Now, we can substitute this expression for y into the second equation to solve for x:

(y^2) + x^2 - xy = 7
[(-1 - x)/(1 + x)]^2 + x^2 - x(-1 - x)/(1 + x) = 7
(x^2 + 2x + 1)/(1 + x)^2 + x^2 + x^2 + x = 7
x^2 + 2x + 1 + (1 + 2x + x^2)(1 + x)^2 = 7(1 + x)^2
x^2 + 2x + 1 + (1 + x)^2(1 + 2x + x^2) = 7(1 + x)^2
x^2 + 2x + 1 + (1 + 2x + x^2 + 2x + 4x^2 + 2x^3) = 7(1 + x)^2
x^2 + 2x + 1 + 1 + 2x + x^2 + 2x + 4x^2 + 2x^3 = 7(1 + 2x + x^2)

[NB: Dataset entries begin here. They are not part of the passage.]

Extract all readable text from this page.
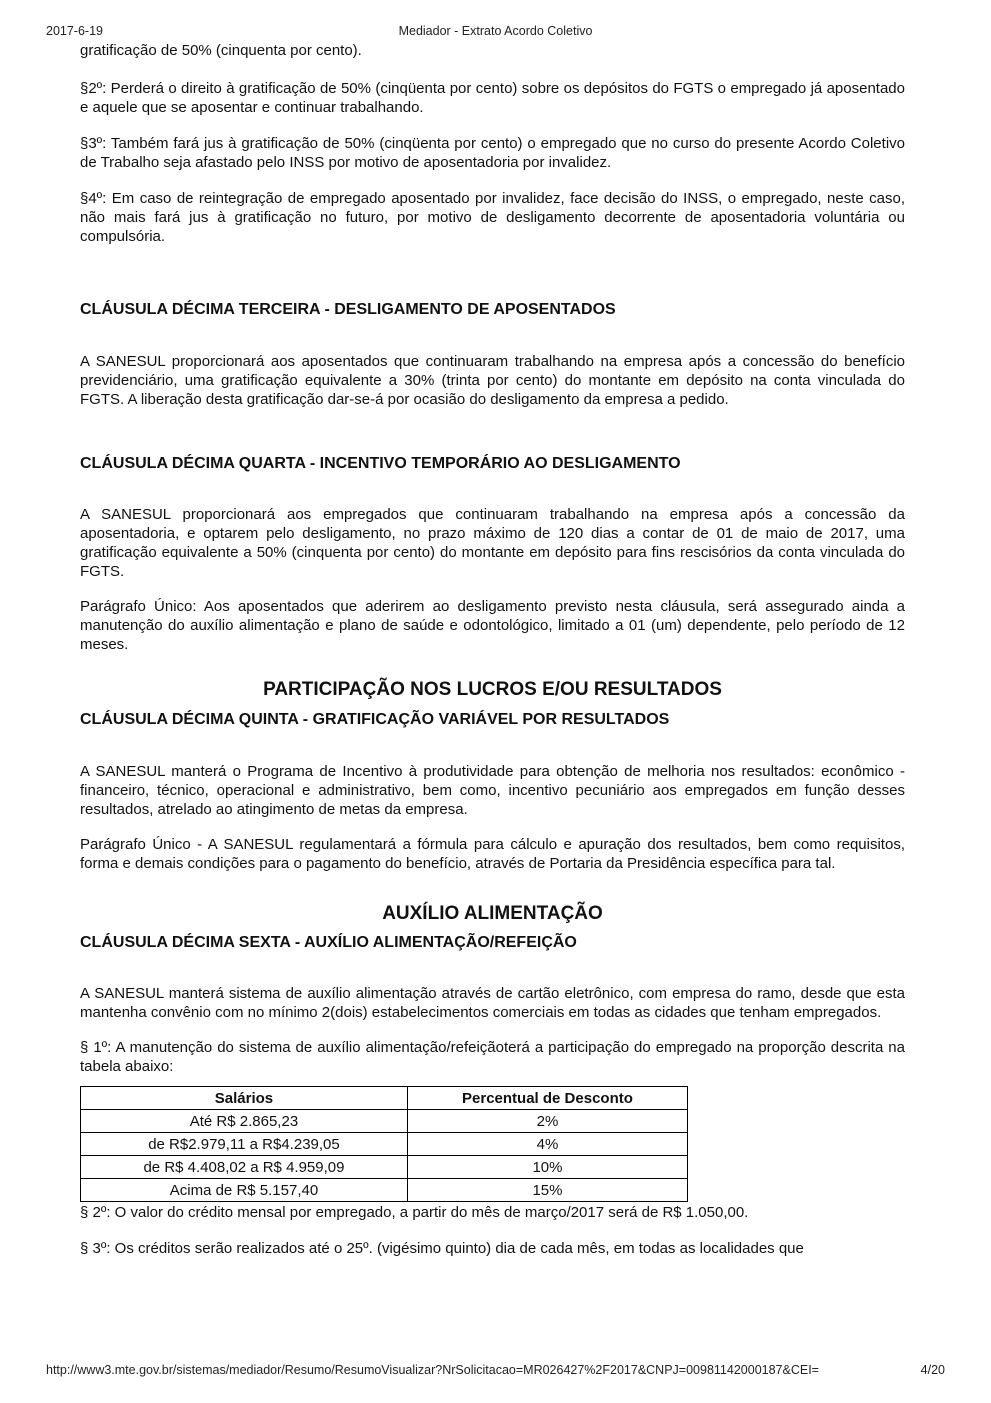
2017-6-19	Mediador - Extrato Acordo Coletivo
gratificação de 50% (cinquenta por cento).

§2º: Perderá o direito à gratificação de 50% (cinqüenta por cento) sobre os depósitos do FGTS o empregado já aposentado e aquele que se aposentar e continuar trabalhando.

§3º: Também fará jus à gratificação de 50% (cinqüenta por cento) o empregado que no curso do presente Acordo Coletivo de Trabalho seja afastado pelo INSS por motivo de aposentadoria por invalidez.

§4º: Em caso de reintegração de empregado aposentado por invalidez, face decisão do INSS, o empregado, neste caso, não mais fará jus à gratificação no futuro, por motivo de desligamento decorrente de aposentadoria voluntária ou compulsória.

CLÁUSULA DÉCIMA TERCEIRA - DESLIGAMENTO DE APOSENTADOS

A SANESUL proporcionará aos aposentados que continuaram trabalhando na empresa após a concessão do benefício previdenciário, uma gratificação equivalente a 30% (trinta por cento) do montante em depósito na conta vinculada do FGTS. A liberação desta gratificação dar-se-á por ocasião do desligamento da empresa a pedido.

CLÁUSULA DÉCIMA QUARTA - INCENTIVO TEMPORÁRIO AO DESLIGAMENTO

A SANESUL proporcionará aos empregados que continuaram trabalhando na empresa após a concessão da aposentadoria, e optarem pelo desligamento, no prazo máximo de 120 dias a contar de 01 de maio de 2017, uma gratificação equivalente a 50% (cinquenta por cento) do montante em depósito para fins rescisórios da conta vinculada do FGTS.

Parágrafo Único: Aos aposentados que aderirem ao desligamento previsto nesta cláusula, será assegurado ainda a manutenção do auxílio alimentação e plano de saúde e odontológico, limitado a 01 (um) dependente, pelo período de 12 meses.

PARTICIPAÇÃO NOS LUCROS E/OU RESULTADOS
CLÁUSULA DÉCIMA QUINTA - GRATIFICAÇÃO VARIÁVEL POR RESULTADOS

A SANESUL manterá o Programa de Incentivo à produtividade para obtenção de melhoria nos resultados: econômico - financeiro, técnico, operacional e administrativo, bem como, incentivo pecuniário aos empregados em função desses resultados, atrelado ao atingimento de metas da empresa.

Parágrafo Único - A SANESUL regulamentará a fórmula para cálculo e apuração dos resultados, bem como requisitos, forma e demais condições para o pagamento do benefício, através de Portaria da Presidência específica para tal.

AUXÍLIO ALIMENTAÇÃO
CLÁUSULA DÉCIMA SEXTA - AUXÍLIO ALIMENTAÇÃO/REFEIÇÃO

A SANESUL manterá sistema de auxílio alimentação através de cartão eletrônico, com empresa do ramo, desde que esta mantenha convênio com no mínimo 2(dois) estabelecimentos comerciais em todas as cidades que tenham empregados.

§ 1º: A manutenção do sistema de auxílio alimentação/refeiçãoterá a participação do empregado na proporção descrita na tabela abaixo:

Salários	Percentual de Desconto
Até R$ 2.865,23	2%
de R$2.979,11 a R$4.239,05	4%
de R$ 4.408,02 a R$ 4.959,09	10%
Acima de R$ 5.157,40	15%

§ 2º: O valor do crédito mensal por empregado, a partir do mês de março/2017 será de R$ 1.050,00.

§ 3º: Os créditos serão realizados até o 25º. (vigésimo quinto) dia de cada mês, em todas as localidades que

http://www3.mte.gov.br/sistemas/mediador/Resumo/ResumoVisualizar?NrSolicitacao=MR026427%2F2017&CNPJ=00981142000187&CEI=	4/20
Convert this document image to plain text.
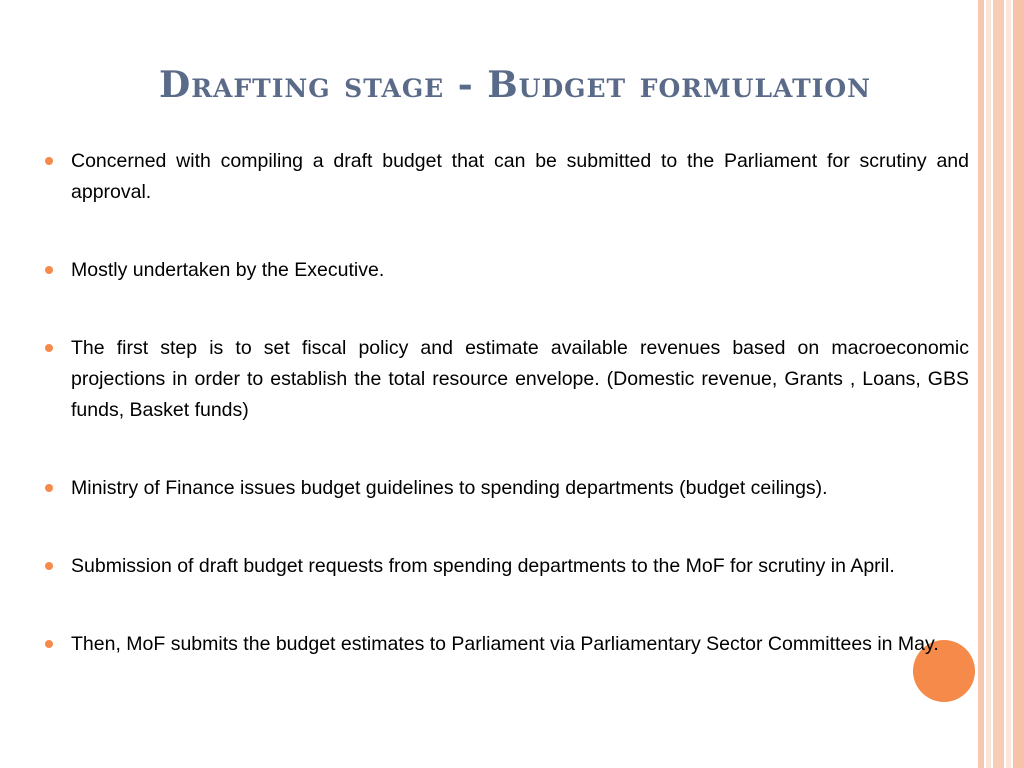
Drafting stage - Budget formulation
Concerned with compiling a draft budget that can be submitted to the Parliament for scrutiny and approval.
Mostly undertaken by the Executive.
The first step is to set fiscal policy and estimate available revenues based on macroeconomic projections in order to establish the total resource envelope. (Domestic revenue, Grants , Loans, GBS funds, Basket funds)
Ministry of Finance issues budget guidelines to spending departments (budget ceilings).
Submission of draft budget requests from spending departments to the MoF for scrutiny in April.
Then, MoF submits the budget estimates to Parliament via Parliamentary Sector Committees in May.
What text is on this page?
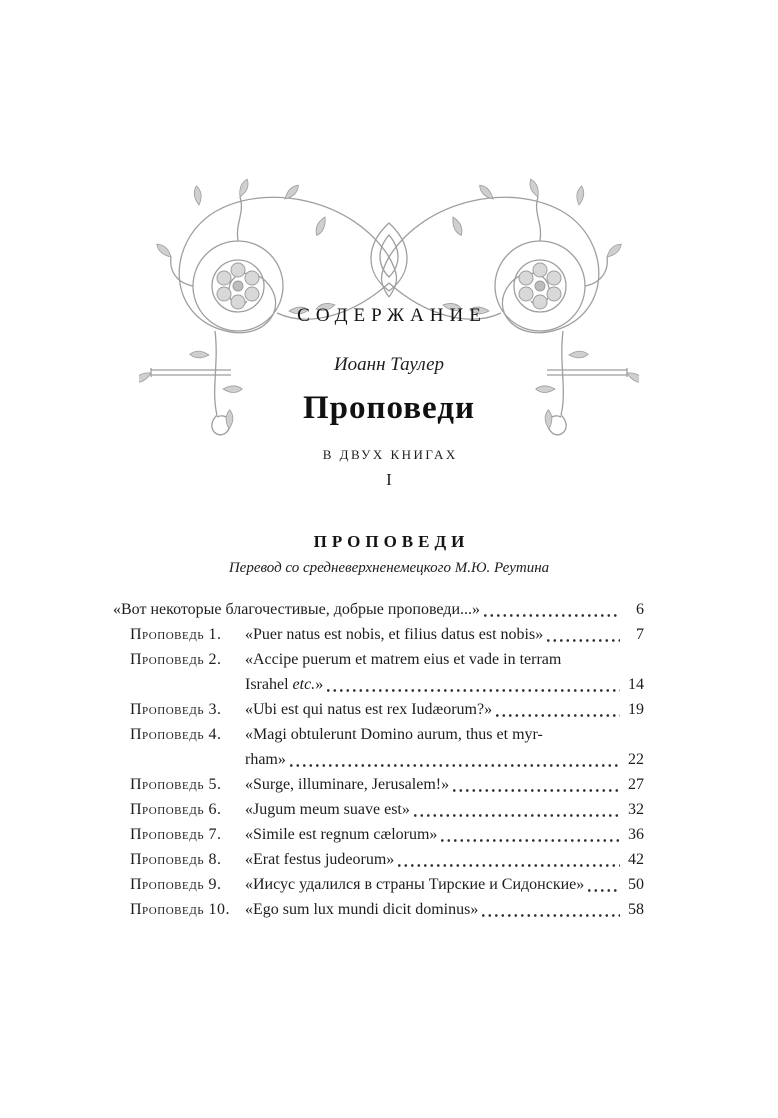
СОДЕРЖАНИЕ
Иоанн Таулер
Проповеди
В ДВУХ КНИГАХ
I
ПРОПОВЕДИ
Перевод со средневерхненемецкого М.Ю. Реутина
«Вот некоторые благочестивые, добрые проповеди...»	6
Проповедь 1.	«Puer natus est nobis, et filius datus est nobis»	7
Проповедь 2.	«Accipe puerum et matrem eius et vade in terram
Israhel etc.»	14
Проповедь 3.	«Ubi est qui natus est rex Iudæorum?»	19
Проповедь 4.	«Magi obtulerunt Domino aurum, thus et myr-
rham»	22
Проповедь 5.	«Surge, illuminare, Jerusalem!»	27
Проповедь 6.	«Jugum meum suave est»	32
Проповедь 7.	«Simile est regnum cælorum»	36
Проповедь 8.	«Erat festus judeorum»	42
Проповедь 9.	«Иисус удалился в страны Тирские и Сидонские»	50
Проповедь 10. «Ego sum lux mundi dicit dominus»	58
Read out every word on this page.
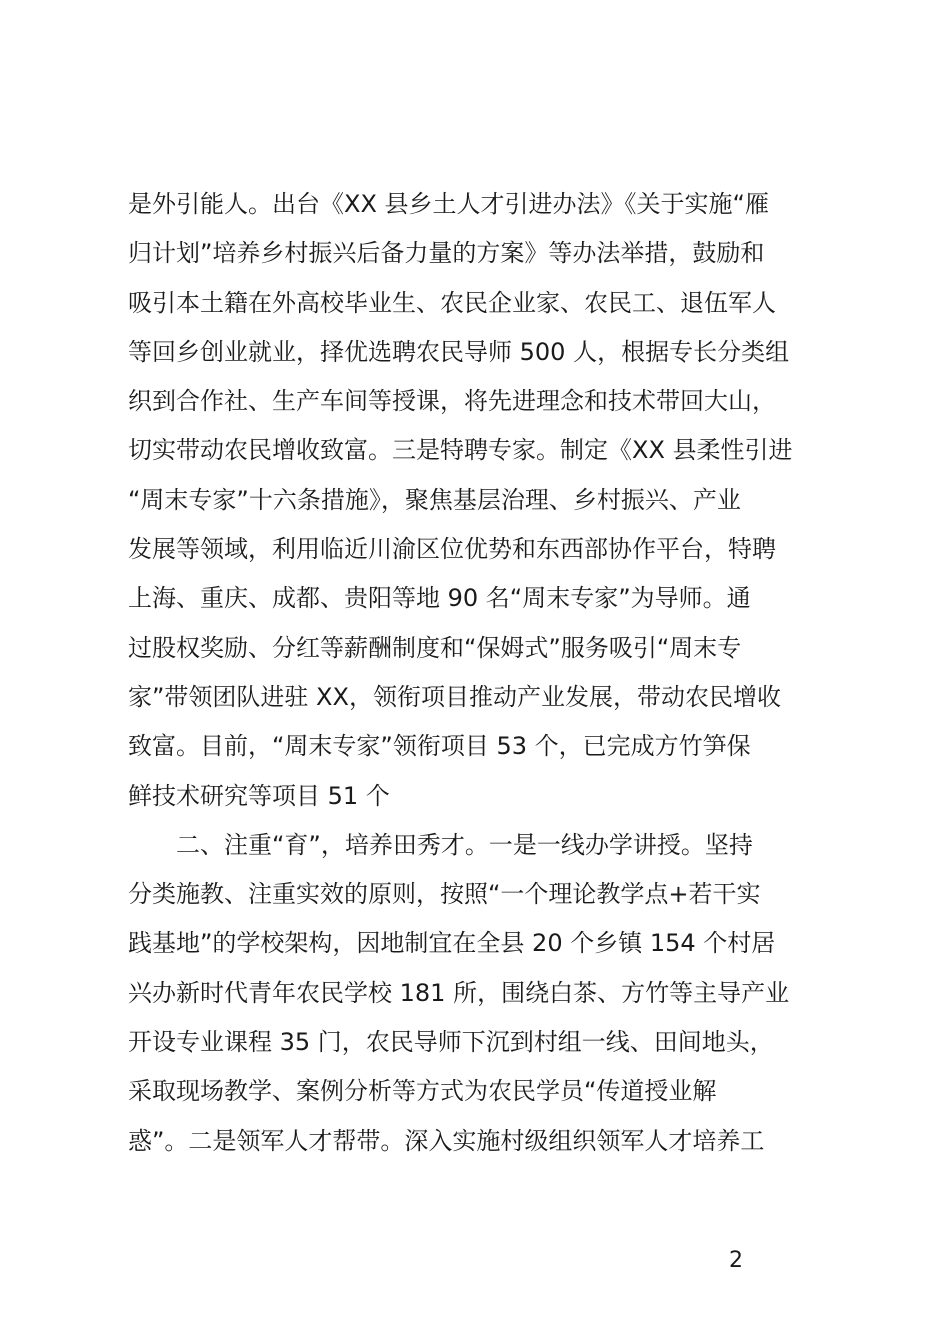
是外引能人。出台《XX 县乡土人才引进办法》《关于实施“雁
归计划”培养乡村振兴后备力量的方案》等办法举措，鼓励和
吸引本土籍在外高校毕业生、农民企业家、农民工、退伍军人
等回乡创业就业，择优选聘农民导师 500 人，根据专长分类组
织到合作社、生产车间等授课，将先进理念和技术带回大山，
切实带动农民增收致富。三是特聘专家。制定《XX 县柔性引进
“周末专家”十六条措施》，聚焦基层治理、乡村振兴、产业
发展等领域，利用临近川渝区位优势和东西部协作平台，特聘
上海、重庆、成都、贵阳等地 90 名“周末专家”为导师。通
过股权奖励、分红等薪酬制度和“保姆式”服务吸引“周末专
家”带领团队进驻 XX，领衔项目推动产业发展，带动农民增收
致富。目前，“周末专家”领衔项目 53 个，已完成方竹笋保
鲜技术研究等项目 51 个
二、注重“育”，培养田秀才。一是一线办学讲授。坚持
分类施教、注重实效的原则，按照“一个理论教学点+若干实
践基地”的学校架构，因地制宜在全县 20 个乡镇 154 个村居
兴办新时代青年农民学校 181 所，围绕白茶、方竹等主导产业
开设专业课程 35 门，农民导师下沉到村组一线、田间地头，
采取现场教学、案例分析等方式为农民学员“传道授业解
惑”。二是领军人才帮带。深入实施村级组织领军人才培养工
2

2x^3 + 6x^2 + 6x + 2 = 7(1 + 2x + x^2)
2x^3 + 6x^2 + 6x + 2 = 7 + 14x + 7x^2
2x^3 + 6x^2 + 6x + 2 = 7 + 14x + 7x^2
2x^3 - x^2 + 8x - 5 = 0

The solutions to this cubic equation may be complex, and it may not be possible to find explicit values for x and y algebraically. Additional numerical methods or graphical approaches may be needed to find approximate solutions.